Tradizione o progetto politico? Il caso della Fraternità Pio X
Sotto la disputa sulla Messa in latino riaffiora il tentativo dell’estrema destra globale di costruire una religione identitaria, autoritaria e anti-conciliare.

ANSA
A volte ritornano. Ha toni altissimi, tanto da bucare lo schermo della televisione e riempire le pagine dei giornali, inondando anche i social, ma lo scisma fra la Chiesa cattolica e la Fraternità “Pio X” ha una storia antica alle spalle: esso va ben oltre la difesa della tradizione, la Messa in latino e la liturgia tridentina, lo scontro fra progressisti e conservatori, che nella Chiesa c'è sempre stato. A volte ritornano: sono quei cattolici che, volendo archiviare il Concilio Vaticano II, non mettono in discussione il Magistero della Chiesa e l'infallibilità del Sommo Pontefice, ben più antica del Concilio Vaticano I, nel quale, nel 1870, essa fu riconosciuta come dogma.
Che gran parte dei cattolici ne sia consapevole o meno, dietro le istanze e i desiderata dei seguaci di Marcel Lefebvre si nasconde il tentativo dell'estrema destra internazionale di costruirsi una religione a propria immagine e somiglianza. Con lo scopo, mal celato, dell'estrema destra americana trumpiana che, insieme ai nazionalisti di ogni angolo del mondo e ai neofascisti europei, tenta la propria legittimazione con la scusa della difesa della tradizione, per imporre con forza e autorità il proprio punto di vista. Il cristianesimo che piace ai lefebvriani non è quello delle Beatitudini, dell'accoglienza dei profughi o di San Francesco d'Assisi che, invece di farsi crociato, andò disarmato a discutere con il sultano Al-Kamil. Ecco perché, più che una disputa teologica, che in questi tempi dominati dal relativismo e dal pensiero debole potrebbe essere marginale, il problema e la disputa sono di carattere politico. Non è un caso che molti esponenti delle destre europee, anch'essi affascinati dall'ordine politico autoritario, esprimano la propria simpatia verso le istanze della Fraternità “Pio X”. È questa la Chiesa militante che a loro piace e che vorrebbero maggioritaria anche in Vaticano e nell'intero cattolicesimo, pur non essendolo.

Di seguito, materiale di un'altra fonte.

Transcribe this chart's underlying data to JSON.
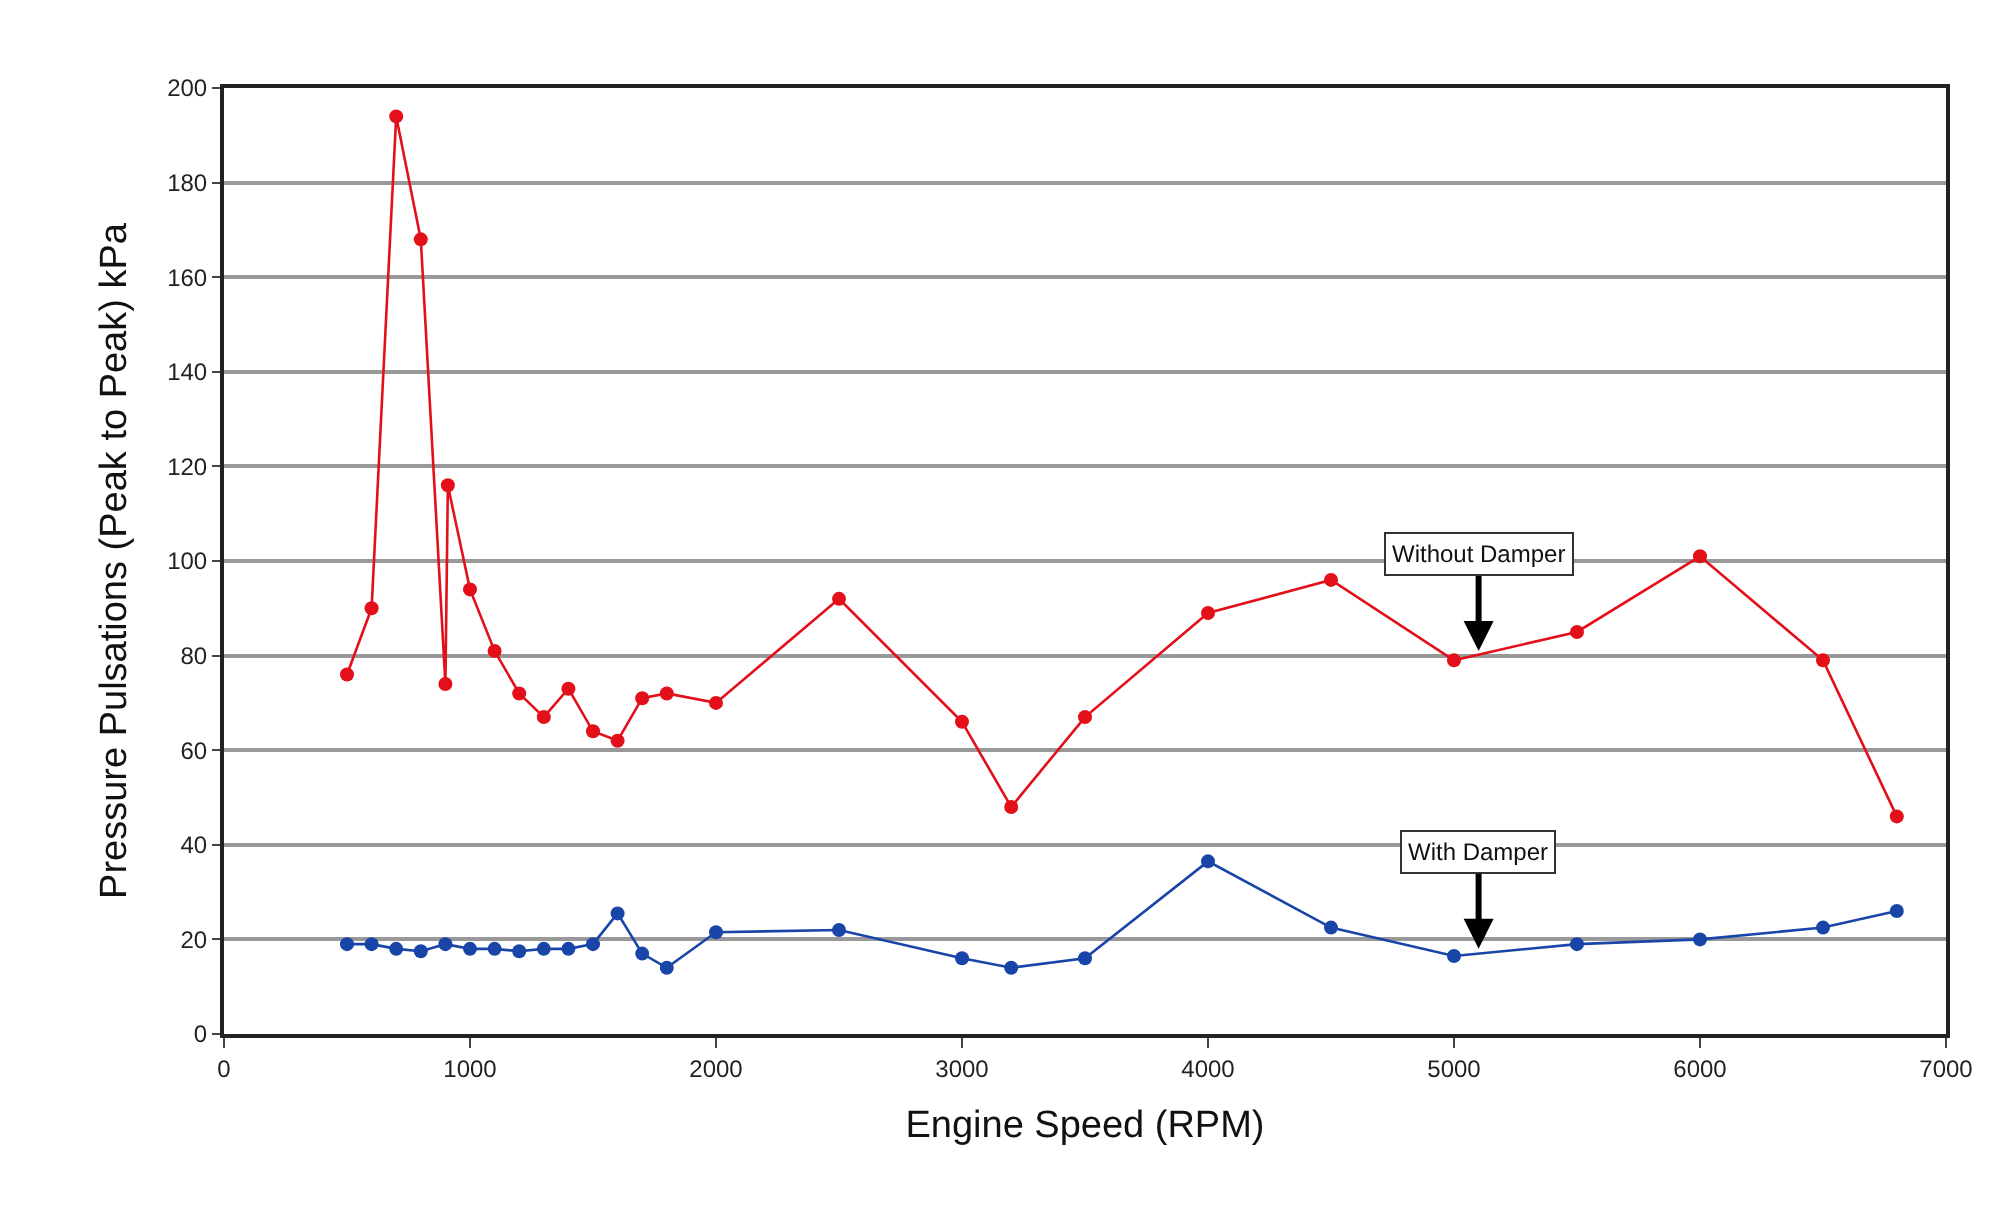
{
  "chart_data": {
    "type": "line",
    "xlabel": "Engine Speed (RPM)",
    "ylabel": "Pressure Pulsations (Peak to Peak) kPa",
    "xlim": [
      0,
      7000
    ],
    "xticks": [
      0,
      1000,
      2000,
      3000,
      4000,
      5000,
      6000,
      7000
    ],
    "ylim": [
      0,
      200
    ],
    "yticks": [
      0,
      20,
      40,
      60,
      80,
      100,
      120,
      140,
      160,
      180,
      200
    ],
    "grid": "y",
    "legend": false,
    "marker": "circle",
    "line_style": "solid",
    "series": [
      {
        "color": "#e3101a",
        "x": [
          500,
          600,
          700,
          800,
          900,
          910,
          1000,
          1100,
          1200,
          1300,
          1400,
          1500,
          1600,
          1700,
          1800,
          2000,
          2500,
          3000,
          3200,
          3500,
          4000,
          4500,
          5000,
          5500,
          6000,
          6500,
          6800
        ],
        "values": [
          76,
          90,
          194,
          168,
          74,
          116,
          94,
          81,
          72,
          67,
          73,
          64,
          62,
          71,
          72,
          70,
          92,
          66,
          48,
          67,
          89,
          96,
          79,
          85,
          101,
          79,
          46
        ]
      },
      {
        "color": "#1a45a8",
        "x": [
          500,
          600,
          700,
          800,
          900,
          1000,
          1100,
          1200,
          1300,
          1400,
          1500,
          1600,
          1700,
          1800,
          2000,
          2500,
          3000,
          3200,
          3500,
          4000,
          4500,
          5000,
          5500,
          6000,
          6500,
          6800
        ],
        "values": [
          19,
          19,
          18,
          17.5,
          19,
          18,
          18,
          17.5,
          18,
          18,
          19,
          25.5,
          17,
          14,
          21.5,
          22,
          16,
          14,
          16,
          36.5,
          22.5,
          16.5,
          19,
          20,
          22.5,
          26
        ]
      }
    ],
    "annotations": [
      {
        "text": "Without Damper",
        "x": 5100,
        "y": 81
      },
      {
        "text": "With Damper",
        "x": 5100,
        "y": 18
      }
    ]
  }
}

In verità, lo scisma, pur nella sua gravità, non è una novità. Era il 1988 quando monsignor Lefebvre consacrò quattro vescovi senza mandato pontificio e la prima scomunica, nonché il primo scisma, identici agli attuali, si verificarono. Era il 1970 quando l'arcivescovo francese Marcel Lefebvre, rifiutando il Concilio Vaticano II, aveva fondato la propria Fraternità Sacerdotale. Da allora non c'è stato un Sommo Pontefice che non abbia tentato di riportare vescovi, sacerdoti e laici nell'alveo cattolico, con numerose concessioni al rito in latino e alla celebrazione con le spalle del celebrante rivolte ai fedeli, come certamente non era avvenuto durante quell'Ultima Cena nella quale Cristo stesso aveva istituito l'Eucaristia. In verità, la Chiesa uscita trasformata dal Concilio Vaticano II aveva progressivamente rinunciato all'idea di essere una potenza politica. In questa direzione va letto l'incontro di Giovanni Paolo II che, pur non essendo un Pontefice progressista, nel 1986 incontrò ad Assisi i rappresentanti di altre religioni, pregando insieme a loro. I membri della Fraternità “Pio X”, invece, sognano un Sommo Pontefice sovrano assoluto e guida di una cristianità dominante. È, in fondo, quella la Chiesa che i lefebvriani sognano, smentendo se stessi quando la Chiesa, il Magistero e i Sommi Pontefici non vanno in quella direzione.